JOHANNESBURG, South Africa – Have you ever had to pack up to move someplace else and build a new life, only to – after some time – go back home for good?
The ordeal was expectedly tough. Packing and unpacking. Then packing up again, and then unpacking – again. I just did not know it was that tough. But I would go through it all over again if I had to.
Leaving Iloilo City, Philippines for Johannesburg, South Africa in 2013, I was hit with the brutal reality of relocating: you never get what you had, and you would almost always question why you even moved in the first place and gave up what you already had.
No matter how I love my husband – the very reason I relocated – and no matter how supportive he is, it just felt like I lost myself.
On a positive note, it made me more self-reliant and resilient. It was as if I was “building on the ruins,” to borrow the words of Nick Joaquin. That “move” made me find myself despite the “losses.”
It has always been my ultimate dream to share my life with someone and not grow old alone. He is not Filipino, so I chose to be where he was. The decision was easy, a given. It was easy to book the ticket, to fly. The difficult part was the guilt, knowing that even if your loved ones said they fully support you, a part of you said it was not OK parting with them.
When I got married and decided to relocate, I already knew everything will be tough. I just did not know it would be so tough I sometimes wished I was in the Philippines, where someone else could tend to my daughter so I could catch some sleep, or an immediate family member could give advice whenever my husband and I argue.
What made things tougher was not having a social circle. I love people, sharing ideas with and listening to them. Talking to loved ones on social media is not the same. I could not be as “animated” and as expressive as I am when I am typing emojis and adding exclamation points.
There are no hard and fast rules in adapting. I just did. I just blended in. I even started speaking the slang and expressions in Johannesburg. I welcomed difficulties and faced them with both hands on my sides – but one was ready to reach for a sword.
My husband and I have always lived simply. Our achievements came in little packages – a day without an argument, a day with full sleep, a day of playing mini golf (it is an “in” thing here so it is not a luxury), a day of just staying indoors, our daughter’s milestones, the day we bought the house and the new car. These little achievements were celebrated quietly among ourselves.
But there came a time when we had to reconsider our options – we are going back to Iloilo City.
We have been mulling over going back to the Philippines for a year. As parents with a preschool daughter, we have weighed the pros and cons between Johannesburg and my hometown.

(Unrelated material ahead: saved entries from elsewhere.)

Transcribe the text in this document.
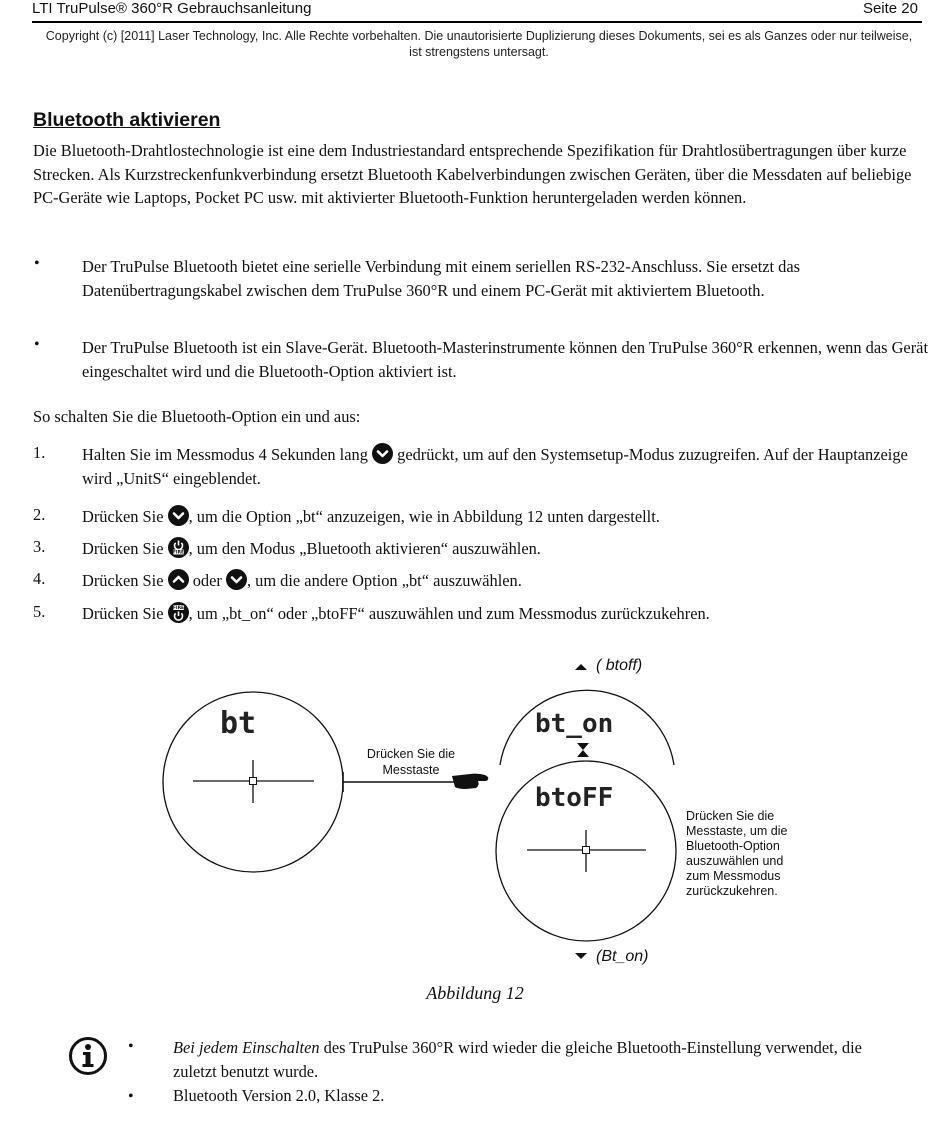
LTI TruPulse® 360°R Gebrauchsanleitung	Seite 20
Copyright (c) [2011] Laser Technology, Inc. Alle Rechte vorbehalten. Die unautorisierte Duplizierung dieses Dokuments, sei es als Ganzes oder nur teilweise, ist strengstens untersagt.
Bluetooth aktivieren
Die Bluetooth-Drahtlostechnologie ist eine dem Industriestandard entsprechende Spezifikation für Drahtlosübertragungen über kurze Strecken. Als Kurzstreckenfunkverbindung ersetzt Bluetooth Kabelverbindungen zwischen Geräten, über die Messdaten auf beliebige PC-Geräte wie Laptops, Pocket PC usw. mit aktivierter Bluetooth-Funktion heruntergeladen werden können.
•	Der TruPulse Bluetooth bietet eine serielle Verbindung mit einem seriellen RS-232-Anschluss. Sie ersetzt das Datenübertragungskabel zwischen dem TruPulse 360°R und einem PC-Gerät mit aktiviertem Bluetooth.
•	Der TruPulse Bluetooth ist ein Slave-Gerät. Bluetooth-Masterinstrumente können den TruPulse 360°R erkennen, wenn das Gerät eingeschaltet wird und die Bluetooth-Option aktiviert ist.
So schalten Sie die Bluetooth-Option ein und aus:
1. Halten Sie im Messmodus 4 Sekunden lang gedrückt, um auf den Systemsetup-Modus zuzugreifen. Auf der Hauptanzeige wird „UnitS“ eingeblendet.
2. Drücken Sie , um die Option „bt“ anzuzeigen, wie in Abbildung 12 unten dargestellt.
3. Drücken Sie FIRE , um den Modus „Bluetooth aktivieren“ auszuwählen.
4. Drücken Sie oder , um die andere Option „bt“ auszuwählen.
5. Drücken Sie FIRE , um „bt_on“ oder „btoFF“ auszuwählen und zum Messmodus zurückzukehren.
bt
Drücken Sie die
Messtaste
( btoff)
bt_on
btoFF
Drücken Sie die
Messtaste, um die
Bluetooth-Option
auszuwählen und
zum Messmodus
zurückzukehren.
(Bt_on)
Abbildung 12
• Bei jedem Einschalten des TruPulse 360°R wird wieder die gleiche Bluetooth-Einstellung verwendet, die zuletzt benutzt wurde.
• Bluetooth Version 2.0, Klasse 2.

We chose the place where it is safer and we could better live within our means, especially that we have a schoolchild. We decided to sell the house in August. It was bought in November.
As for the timing of our arrival this month, my husband never witnessed Christmas in the Philippines, and the way it is celebrated in South Africa is not as grandiose as we do in ’Pinas.
In addition, my relatives from abroad are home for the Yuletide. My family, as a tradition, hosts a reunion among our relatives and a few friends at Christmas lunch.
When I left the Philippines, I packed three essential things, among others: my prayer book with rosary, my journal, and my favorite pen, a Pilot G2. You see, I like to doodle and write reflections. I write down what I want or what I wish for. They are all related to faith and writing – my personal lifesavers.
Other than these and all the other material stuff I had, I brought with me the spirit of positivity despite challenges and a smile – basically, I did my best to embody the Filipino joyful spirit.
From South Africa, I am not bringing any essential material stuff – only a smile, which I would gladly “unpack” as I become a resident, again, of my hometown.
If I had to do all these again – packing up to move someplace else and build a life, only to go back home after some time, and with all the challenges in between – I would. I like challenges. I like adventure. I do not fear change, and I am not scared to see more of the world./PN
Edel Carmela S. Subong-Csoka, a former professor at West Visayas State University College of Communications, wrote this before leaving Johannesburg. By the time this comes out, she has arrived in Iloilo City. In her last piece in Panay News, “The home I’ll always go back to,” published on Aug. 25, 2013, she talked about how Iloilo City will always be her home.